Nice article. I work in an academic lab where we crunch massive amounts of data, and storage is always a huge headache for us. In the past we've had access to HSM storage management solutions, but the slowest tier has always been tape. It turns out that getting your data back from tape takes longer in some cases than just recomputing it, which already takes weeks on HPCs. It seems to me that if you could create HSM type solution with a fast parallel file system, like lustre, as the fastest storage tier and a compressed, deduplicated file system on slower, cheaper magnetic disks you might have a more reasonable, cost effecctive storage system for HPC. (I have not run any numbers though, an I'm not sure wahether yoou could build a system like this with OTS software/hardware.)
-Zaak
Not Linux, But take a look at SmartOS from Joyent
If you want to take advantage of de-duplication in your basement or development lab for your virtual machines you could consider using SmartOS as the underlying hypervisor platform.

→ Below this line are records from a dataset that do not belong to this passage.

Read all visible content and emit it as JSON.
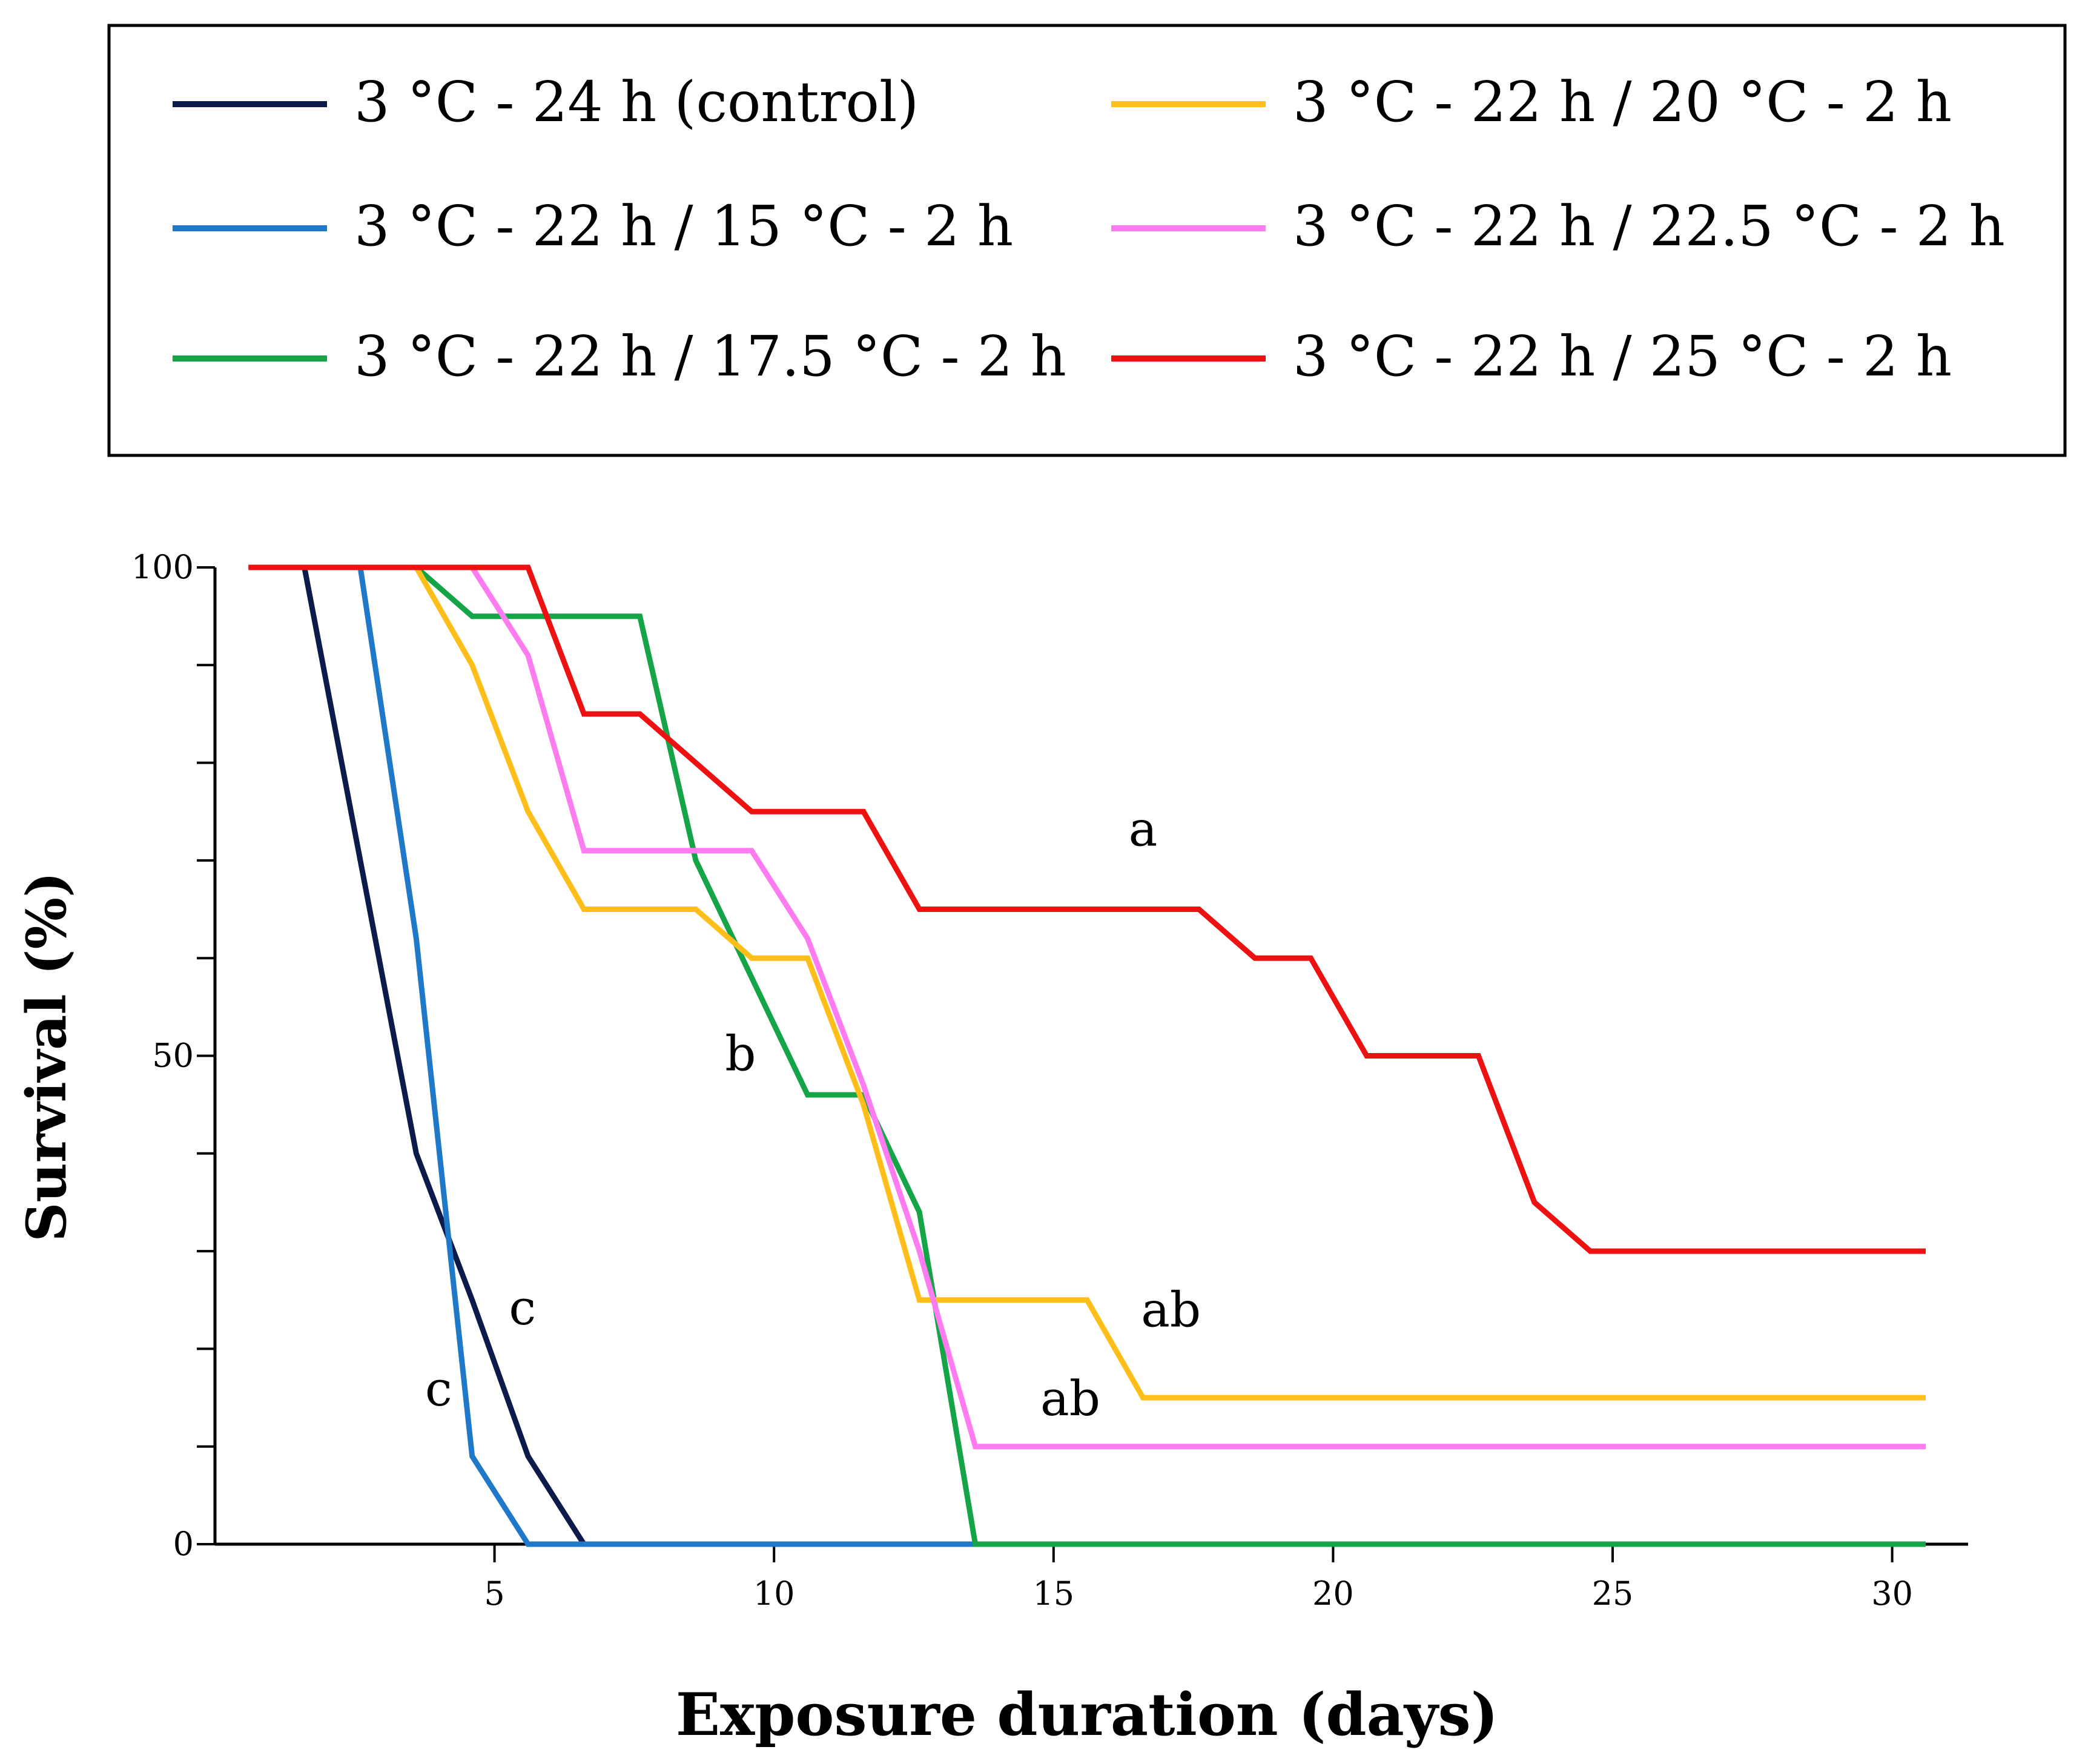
{
  "chart_data": {
    "type": "line",
    "title": "",
    "xlabel": "Exposure duration (days)",
    "ylabel": "Survival (%)",
    "xlim": [
      0,
      30.6
    ],
    "ylim": [
      0,
      100
    ],
    "xticks": [
      5,
      10,
      15,
      20,
      25,
      30
    ],
    "yticks": [
      0,
      50,
      100
    ],
    "yminor": [
      10,
      20,
      30,
      40,
      60,
      70,
      80,
      90
    ],
    "legend_position": "top",
    "series": [
      {
        "name": "3 °C - 24 h (control)",
        "color": "#0d1b4b",
        "points": [
          [
            0.6,
            100
          ],
          [
            1.6,
            100
          ],
          [
            2.6,
            70
          ],
          [
            3.6,
            40
          ],
          [
            4.6,
            25
          ],
          [
            5.6,
            9
          ],
          [
            6.6,
            0
          ],
          [
            30.6,
            0
          ]
        ]
      },
      {
        "name": "3 °C - 22 h / 15 °C - 2 h",
        "color": "#1f78c8",
        "points": [
          [
            0.6,
            100
          ],
          [
            2.6,
            100
          ],
          [
            3.6,
            62
          ],
          [
            4.6,
            9
          ],
          [
            5.6,
            0
          ],
          [
            30.6,
            0
          ]
        ]
      },
      {
        "name": "3 °C - 22 h / 17.5 °C - 2 h",
        "color": "#15a548",
        "points": [
          [
            0.6,
            100
          ],
          [
            3.6,
            100
          ],
          [
            4.6,
            95
          ],
          [
            7.6,
            95
          ],
          [
            8.6,
            70
          ],
          [
            10.6,
            46
          ],
          [
            11.6,
            46
          ],
          [
            12.6,
            34
          ],
          [
            13.6,
            0
          ],
          [
            30.6,
            0
          ]
        ]
      },
      {
        "name": "3 °C - 22 h / 20 °C - 2 h",
        "color": "#ffbe1a",
        "points": [
          [
            0.6,
            100
          ],
          [
            3.6,
            100
          ],
          [
            4.6,
            90
          ],
          [
            5.6,
            75
          ],
          [
            6.6,
            65
          ],
          [
            8.6,
            65
          ],
          [
            9.6,
            60
          ],
          [
            10.6,
            60
          ],
          [
            11.6,
            45
          ],
          [
            12.6,
            25
          ],
          [
            15.6,
            25
          ],
          [
            16.6,
            15
          ],
          [
            30.6,
            15
          ]
        ]
      },
      {
        "name": "3 °C - 22 h / 22.5 °C - 2 h",
        "color": "#ff7cf0",
        "points": [
          [
            0.6,
            100
          ],
          [
            4.6,
            100
          ],
          [
            5.6,
            91
          ],
          [
            6.6,
            71
          ],
          [
            9.6,
            71
          ],
          [
            10.6,
            62
          ],
          [
            11.6,
            47
          ],
          [
            12.6,
            30
          ],
          [
            13.6,
            10
          ],
          [
            30.6,
            10
          ]
        ]
      },
      {
        "name": "3 °C - 22 h / 25 °C - 2 h",
        "color": "#ee1111",
        "points": [
          [
            0.6,
            100
          ],
          [
            5.6,
            100
          ],
          [
            6.6,
            85
          ],
          [
            7.6,
            85
          ],
          [
            9.6,
            75
          ],
          [
            11.6,
            75
          ],
          [
            12.6,
            65
          ],
          [
            17.6,
            65
          ],
          [
            18.6,
            60
          ],
          [
            19.6,
            60
          ],
          [
            20.6,
            50
          ],
          [
            22.6,
            50
          ],
          [
            23.6,
            35
          ],
          [
            24.6,
            30
          ],
          [
            30.6,
            30
          ]
        ]
      }
    ],
    "annotations": [
      {
        "text": "a",
        "x": 16.6,
        "y": 71.5
      },
      {
        "text": "b",
        "x": 9.4,
        "y": 48.5
      },
      {
        "text": "c",
        "x": 5.5,
        "y": 22.5
      },
      {
        "text": "c",
        "x": 4.0,
        "y": 14.2
      },
      {
        "text": "ab",
        "x": 17.1,
        "y": 22.3
      },
      {
        "text": "ab",
        "x": 15.3,
        "y": 13.2
      }
    ]
  }
}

It comes with KVM as the hypervisor and ZFS as the filesystem. To enable de-dupe in ZFS it is simply: "zfs set dedup=on pool/filesystem", plus all the other awesome features of ZFS. Instant snapshots, clones, compression, etc. Then you can run your favorite GNU/Linux platform on top of it with de-duplication happening under the hypervisor. This ZFS de-duplication is all open-source and hails from the Illumos kernel.
Great post
This is a great post and I've often wondered how GNU/Linux gets support for deduplication at the filesystem level. Great stuff and just another example of open source at its best.
Great post
This is a great post and I've often wondered how GNU/Linux gets support for deduplication at the filesystem level. Great stuff and just another example of open source at its best.